They signed up for an entrepreneurship program, yet they got so much more.
Twenty-five-year-old Iliyana Mircheva has always had a passion for working with startups. Her dream is to have her own business consulting early-stage entrepreneurs.
Bhushan Trivedi, 32, is a social entrepreneur from India who wants to help revitalize villages in Bulgaria by supporting small farms. He is working on a social startup called Gordost Na Fermera (Farmer’s Pride).
Yana Perperieva, 28, already has a business of her own, a private school offering Chinese language classes, that she wants to develop.
At 26, Radimir Krustev holds a senior managerial position at a Bulgarian construction company and deals with clients all around Europe. He has several business ideas that he would like to test out.
The four met at ABLE Activator, an entrepreneurship program that helps university students and young professionals develop an entrepreneurial mindset and the skills needed to start a business. It does so over seven weeks of intensive lectures, workshops, and group work all conducted in English. Program participants work with successful innovators, entrepreneurs, and business leaders to learn about idea generation, market research, product development, and sales. In teams of up to five, they develop a business idea, which they have to present at the end of the program.
Successful completion of ABLE Activator earns participants membership in the Association of Business Leaders and Entrepreneurs, an organization founded by graduates of the Bulgarian Young Leaders Program, which ran from 2009 to 2016 with support from the America for Bulgaria Foundation. Today, the ABLE community numbers more than 250 professionals from an array of fields whose mission is to develop an active civil society, inspire leadership, and spread an entrepreneurial culture in Bulgaria. Activator is one of the association’s many activities in support of private sector development through innovation and entrepreneurship.
The program goes a step further than entrepreneurship training, however. Through carefully selected activities, it fosters a community spirit among participants. It puts them in situations that require creative problem-solving and initiative but also reliance on others. Because if you want to go through something as challenging as starting and running a business, you had better be ready to trust others enough to carry out your vision.
The very first weekend took participants to a remote location where they were put through multiple obstacle courses and fun adventures. The goal was to create a team out of the thirty very different individuals selected to participate in the program. Their only common ground initially was a desire to challenge themselves and, in doing so, do something for their country. Tellingly, more than a third of Activator participants this year have lived abroad and made a conscious decision to come back, with one of them returning especially to join the program. A number of last year’s participants came out to help with Activator 2020, solidifying the community feeling.
Ivan Sharlandzhiev, ABLE board member and the program’s principal designer, explains the rationale behind starting an entrepreneurship program with a game and adventure course thus: “The role-playing games and simulations we prepared make people more self-aware of their leadership qualities. We want them to get to know each other well but also learn about themselves. This will improve their emotional intelligence and teamwork skills.”

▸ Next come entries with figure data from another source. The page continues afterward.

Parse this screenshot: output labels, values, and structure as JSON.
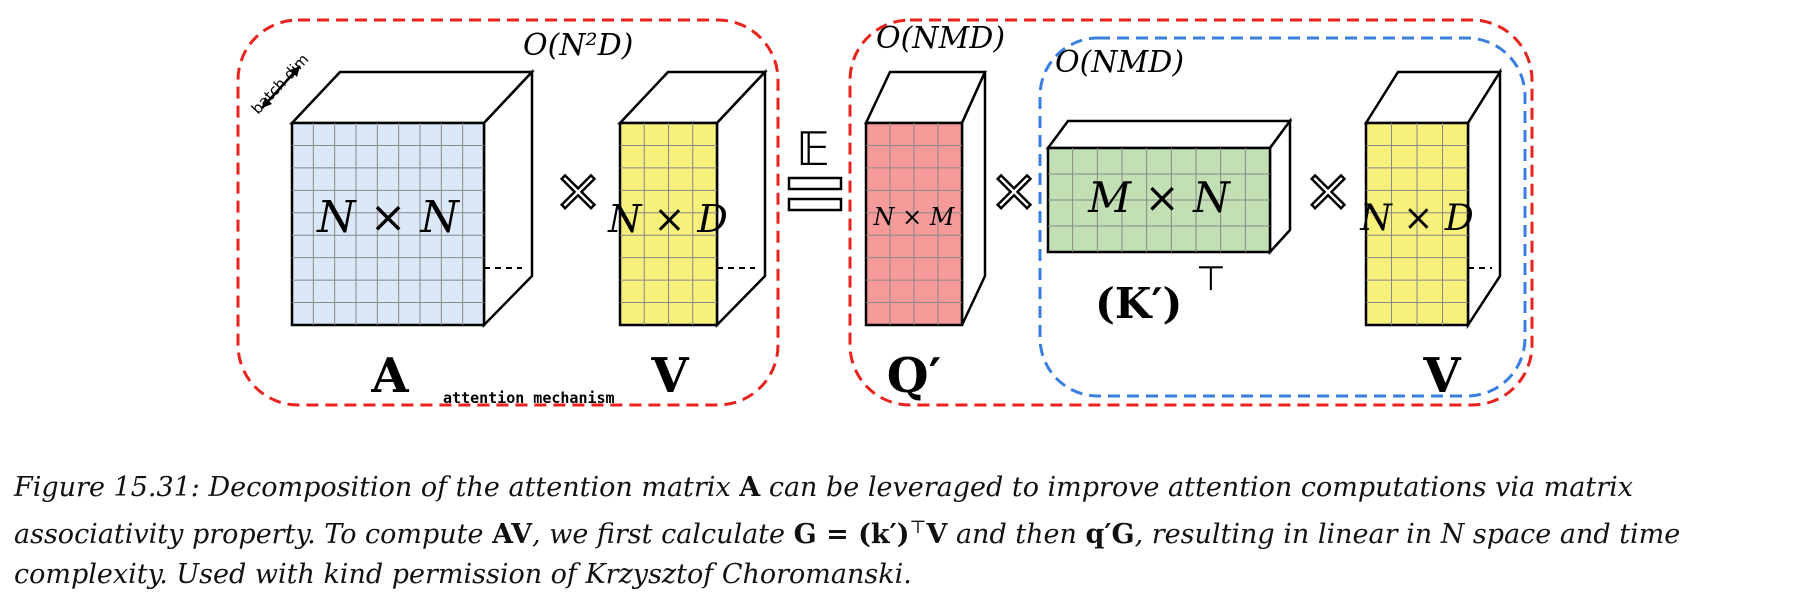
{
  "diagram": {
    "batch_dim_label": "batch dim",
    "complexity_left": "O(N²D)",
    "complexity_q": "O(NMD)",
    "complexity_kv": "O(NMD)",
    "mechanism_label": "attention mechanism",
    "expectation_symbol": "𝔼",
    "times_symbol": "×",
    "matrices": {
      "A": {
        "label": "A",
        "dims": "N × N",
        "color": "#dbe8f7"
      },
      "V1": {
        "label": "V",
        "dims": "N × D",
        "color": "#f7f07a"
      },
      "Q": {
        "label": "Q′",
        "dims": "N × M",
        "color": "#f79a9a"
      },
      "K": {
        "label": "(K′)",
        "sup": "⊤",
        "dims": "M × N",
        "color": "#c2e0b4"
      },
      "V2": {
        "label": "V",
        "dims": "N × D",
        "color": "#f7f07a"
      }
    },
    "colors": {
      "red_dash": "#e8231f",
      "blue_dash": "#3a7fe0",
      "grid": "#888888"
    }
  },
  "caption": {
    "figure_label": "Figure 15.31:",
    "text_1": "Decomposition of the attention matrix",
    "sym_A": "A",
    "text_2": "can be leveraged to improve attention computations via matrix associativity property. To compute",
    "sym_AV": "AV",
    "text_3": ", we first calculate",
    "sym_G": "G = (k′)",
    "sym_T": "⊤",
    "sym_V": "V",
    "text_4": "and then",
    "sym_qG": "q′G",
    "text_5": ", resulting in linear in",
    "sym_N": "N",
    "text_6": "space and time complexity. Used with kind permission of Krzysztof Choromanski."
  }
}
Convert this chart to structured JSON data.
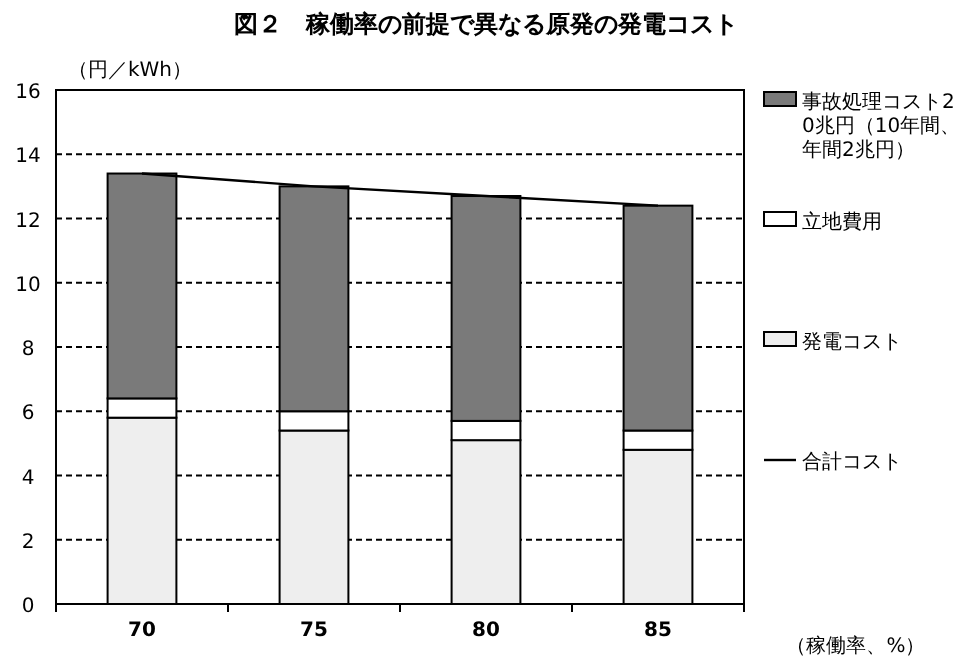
{
  "chart_data": {
    "type": "bar",
    "title": "図２　稼働率の前提で異なる原発の発電コスト",
    "ylabel": "（円／kWh）",
    "xlabel": "（稼働率、%）",
    "categories": [
      "70",
      "75",
      "80",
      "85"
    ],
    "stacked": true,
    "ylim": [
      0,
      16
    ],
    "yticks": [
      0,
      2,
      4,
      6,
      8,
      10,
      12,
      14,
      16
    ],
    "grid": "y",
    "legend": "right",
    "series": [
      {
        "name": "発電コスト",
        "color": "#eeeeee",
        "values": [
          5.8,
          5.4,
          5.1,
          4.8
        ]
      },
      {
        "name": "立地費用",
        "color": "#ffffff",
        "values": [
          0.6,
          0.6,
          0.6,
          0.6
        ]
      },
      {
        "name": "事故処理コスト20兆円（10年間、年間2兆円）",
        "color": "#7a7a7a",
        "values": [
          7.0,
          7.0,
          7.0,
          7.0
        ]
      },
      {
        "name": "合計コスト",
        "type": "line",
        "color": "#000000",
        "values": [
          13.4,
          13.0,
          12.7,
          12.4
        ]
      }
    ]
  }
}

As participants advance through the workshops in the weeks ahead, Activator will be a safe space for debating important questions, testing ideas, and making mistakes without fear of failure or ridicule. The program will also challenge participants’ endurance—program weekends include back-to-back lectures and activities throughout the day—and their preconceived notions of what it means to innovate. On Demo Day, on April 15, the different teams will have a chance to present their business plans in front of a jury and compete for the program’s Best Business Plan award.
It isn’t just about competing though. “By being surrounded by people who are leaders, I learned that I can trust others, support others in what they do,” Iliyana says. This doesn’t make you less of a leader—it makes you a better leader, she thinks. The program is already providing insights into her own leadership style and has driven an important point home: different situations require different leadership approaches.
Activator is allowing Yana to confront her vulnerabilities and gain the confidence necessary to develop her existing business. She says she is astounded by how the program managed to turn thirty people who didn’t know each other into a united team over a single weekend. Bhushan shares the sentiment: “Everything about the first weekend was incredibly enriching. It taught me many things, one of which was self-awareness.”
“I learned that I am not alone. The boundaries of what we can achieve are the people who work alongside us,” Radimir says. “The only problem with Activator is that I cannot work with everyone I want to work with. But I don’t think our connection will end when the program is over.”
In deciding to support Activator, ABF recognized the community-building aspect of the program in addition to its merits as an entrepreneurship crash course. As ABF President and CEO Nancy Schiller said at ABLE Activator’s opening, the Foundation is in the business of “building communities around the country to make sure Bulgaria grows as a prosperous democratic society. The ABLE community is a wonderful example of the potential of young Bulgarians and their capacity for positive change.”
Whether Bhushan, Yana, Iliyana, and Radimir end up on each other’s team or on competing teams is irrelevant. They already belong to the larger team of enterprising young people practicing values like sportsmanship, fair play, and reciprocity—and working for the betterment of Bulgaria.